Similar shortcomings were found in other departments, failures of transparency and scrutiny that made it hard for government to establish whether contractors were actually delivering or if their profits reflected a fair return. The NAO report observed that the big companies’ accounts don’t separate out public sector work, which makes it difficult to see how much of their profits derive from government contracts. This is only possible where “open book arrangements” are written into those contracts.

“Accountability” was one of the five fundamental principles of the white paper on Open Public Services (the others were choice, decentralisation, diversity and fairness). In keeping with this, Maude says, “we now expect contracts to be available to public scrutiny. And we’re insisting on there being open book accounting on contracts. So far we think about a third of government contracts are open book. But we want to go much further.” Though not as far as agreeing to make those contracts subject to freedom of information (FOI) rules. Maude dodged the question when I asked him why the Prime Minister had not responded to three requests from the Public Accounts Committee to bring the suppliers into the ambit of FOI. Sunlight might be the best disinfectant, but only, it seems, in restricted doses.
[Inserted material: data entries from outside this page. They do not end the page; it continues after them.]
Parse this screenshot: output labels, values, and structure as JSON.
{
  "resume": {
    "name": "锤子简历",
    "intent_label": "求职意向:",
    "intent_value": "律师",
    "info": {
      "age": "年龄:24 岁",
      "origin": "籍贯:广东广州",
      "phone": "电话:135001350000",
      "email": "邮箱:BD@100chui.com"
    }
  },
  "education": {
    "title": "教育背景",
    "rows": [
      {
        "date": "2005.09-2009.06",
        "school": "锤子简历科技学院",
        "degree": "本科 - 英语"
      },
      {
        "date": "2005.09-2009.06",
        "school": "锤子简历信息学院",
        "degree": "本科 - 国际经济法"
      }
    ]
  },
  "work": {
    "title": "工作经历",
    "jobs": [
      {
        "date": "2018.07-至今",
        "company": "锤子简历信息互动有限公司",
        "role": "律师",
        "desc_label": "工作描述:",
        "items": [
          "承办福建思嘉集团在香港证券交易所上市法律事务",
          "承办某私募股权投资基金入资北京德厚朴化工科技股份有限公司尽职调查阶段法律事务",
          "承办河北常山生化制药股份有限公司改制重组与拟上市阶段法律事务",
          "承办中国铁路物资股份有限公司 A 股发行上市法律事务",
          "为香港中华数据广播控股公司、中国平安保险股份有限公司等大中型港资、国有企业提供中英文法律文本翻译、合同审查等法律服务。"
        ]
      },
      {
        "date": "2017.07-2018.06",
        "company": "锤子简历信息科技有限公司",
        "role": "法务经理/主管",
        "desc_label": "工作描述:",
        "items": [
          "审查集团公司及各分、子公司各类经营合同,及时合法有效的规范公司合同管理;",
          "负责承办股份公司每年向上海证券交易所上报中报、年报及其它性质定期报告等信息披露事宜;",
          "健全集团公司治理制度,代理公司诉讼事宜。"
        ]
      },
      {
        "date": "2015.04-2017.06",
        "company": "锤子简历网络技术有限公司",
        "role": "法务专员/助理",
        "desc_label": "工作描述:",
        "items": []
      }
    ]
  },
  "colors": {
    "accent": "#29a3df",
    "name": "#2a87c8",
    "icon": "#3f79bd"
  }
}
Richard Bacon, a Conservative member of the Committee, told the Daily Telegraph: “The people who are most reluctant [on FOI] are not the companies but the clients—the government departments. They fear that openness will reveal that civil servants have not negotiated good deals on private sector contracts, that their poor commercial capability will be exposed.”
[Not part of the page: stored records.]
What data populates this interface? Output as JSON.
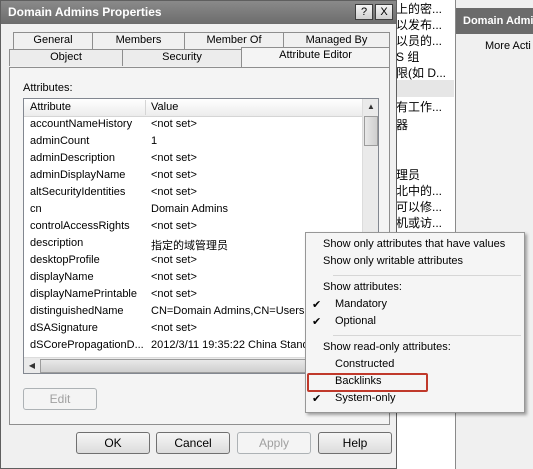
{
  "dialog": {
    "title": "Domain Admins Properties",
    "help_glyph": "?",
    "close_glyph": "X",
    "tabs_back": [
      "General",
      "Members",
      "Member Of",
      "Managed By"
    ],
    "tabs_front": [
      "Object",
      "Security",
      "Attribute Editor"
    ],
    "active_tab": "Attribute Editor",
    "attributes_label": "Attributes:",
    "columns": {
      "attribute": "Attribute",
      "value": "Value"
    },
    "rows": [
      {
        "attribute": "accountNameHistory",
        "value": "<not set>"
      },
      {
        "attribute": "adminCount",
        "value": "1"
      },
      {
        "attribute": "adminDescription",
        "value": "<not set>"
      },
      {
        "attribute": "adminDisplayName",
        "value": "<not set>"
      },
      {
        "attribute": "altSecurityIdentities",
        "value": "<not set>"
      },
      {
        "attribute": "cn",
        "value": "Domain Admins"
      },
      {
        "attribute": "controlAccessRights",
        "value": "<not set>"
      },
      {
        "attribute": "description",
        "value": "指定的域管理员"
      },
      {
        "attribute": "desktopProfile",
        "value": "<not set>"
      },
      {
        "attribute": "displayName",
        "value": "<not set>"
      },
      {
        "attribute": "displayNamePrintable",
        "value": "<not set>"
      },
      {
        "attribute": "distinguishedName",
        "value": "CN=Domain Admins,CN=Users,D"
      },
      {
        "attribute": "dSASignature",
        "value": "<not set>"
      },
      {
        "attribute": "dSCorePropagationD...",
        "value": "2012/3/11 19:35:22 China Stand"
      }
    ],
    "buttons": {
      "edit": "Edit",
      "ok": "OK",
      "cancel": "Cancel",
      "apply": "Apply",
      "help": "Help"
    }
  },
  "context_menu": {
    "items": [
      {
        "label": "Show only attributes that have values",
        "checked": false
      },
      {
        "label": "Show only writable attributes",
        "checked": false
      },
      {
        "label": "Show attributes:",
        "checked": false
      },
      {
        "label": "Mandatory",
        "checked": true
      },
      {
        "label": "Optional",
        "checked": true
      },
      {
        "label": "Show read-only attributes:",
        "checked": false
      },
      {
        "label": "Constructed",
        "checked": false
      },
      {
        "label": "Backlinks",
        "checked": false
      },
      {
        "label": "System-only",
        "checked": true
      }
    ],
    "check_glyph": "✔"
  },
  "background": {
    "lines": [
      "上的密...",
      "以发布...",
      "以员的...",
      "S 组",
      "限(如 D...",
      "有工作...",
      "器",
      "理员",
      "北中的...",
      "可以修...",
      "机或访..."
    ],
    "window_title": "Domain Admi",
    "window_action": "More Acti"
  },
  "colors": {
    "highlight_box": "#c0392b",
    "title_bar": "#6c6c6c"
  }
}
Maude reminded me that a new government agency, the Crown Commercial Service, has been created with the aim of “professionalising” procurement and “building commercial understanding across the civil service.” “It will have responsibility for ensuring that commercial capability within departments is significantly strengthened,” he said. “At the moment, we have very large numbers of people who are doing commercial work, but they’re not all in the right place and are not all the right people. The reforms we’ve instituted so far saved £3.8bn last year. But we’ve got much more to do—we know that.”

That surely should include exploring alternatives to an outsourcing regime that has benefited the biggest players to a disproportionate degree. Maude agrees. “A model I strongly favour,” he tells me, “is one where we do what we call a mutual joint venture, in which the staff own a stake in the business, the government retains a carried interest and we sell a stake to a private sector partner. In that case, all the interests are aligned.” Whether Maude’s colleagues in the Cabinet are as enthusiastic about this radical vision is another matter. One suspects that Serco and its main competitors will be hoping that they are not.